Résumé
Using textual data extracted by Causality Link platform from a large variety of news sources (news stories, call transcripts, broker re-search, etc.), we build aggregate news signals that take into account the tone, the tense and the prominence of various news statements about a given firm. We test the informational content of these signals and examine how news is incorporated into stock prices. Our sample covers 1,701,789 news-based signals that were built on 4,460 US stocks over the period January 2014 to December 2021. We document large and significant market reactions around the publication of news, with some evidence of return predictability at short horizons. News about the future drives much larger reactions than news about the present or the past. Stock returns also react more to high-coverage news, fresh news and purely financial news.
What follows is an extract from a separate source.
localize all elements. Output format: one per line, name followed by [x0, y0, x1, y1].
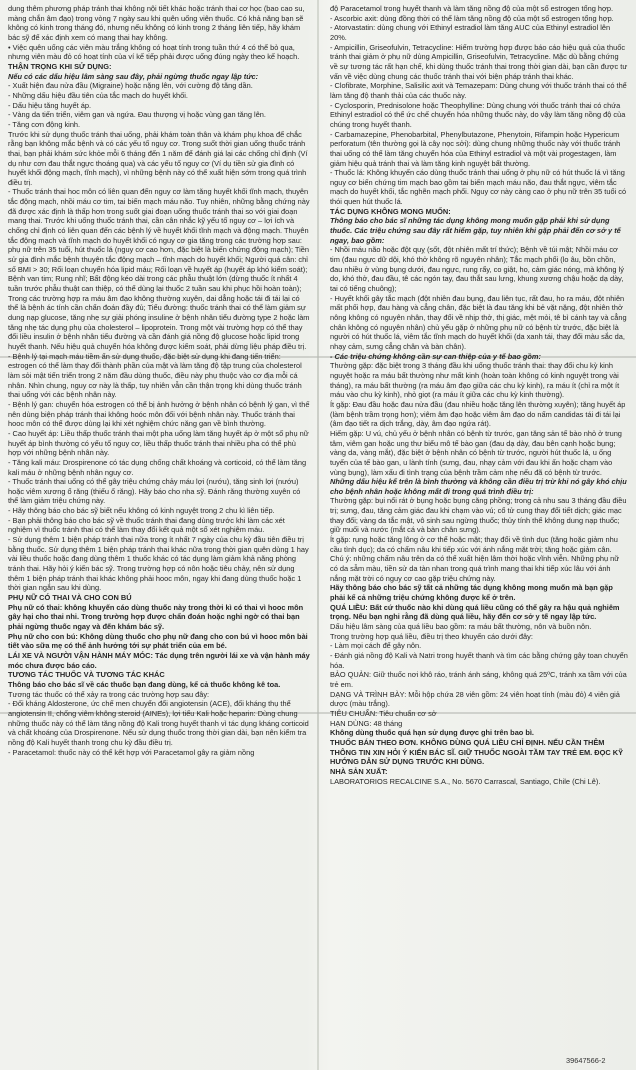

Finally, firms’ size matters: stocks that are not components of the Russell 1000 index experience larger reactions to news compared to those that are Russell 1000 components. Implications of our results for financial analysts and investors are of-fered and related to the links between news, firms’ market value and investment strategies.
Mots-clés
Natural Language Processing; Textual Analysis; Efficient Market Hypothesis; ESG;
Référence
Marie Brière, Karen Huynh, Olav Laudy et Sébastien Pouget, « What do we Learn from a Machine Understanding: News Content? Stock Market Reaction to News », TSE Working Paper, n° 23-1401, janvier 2023.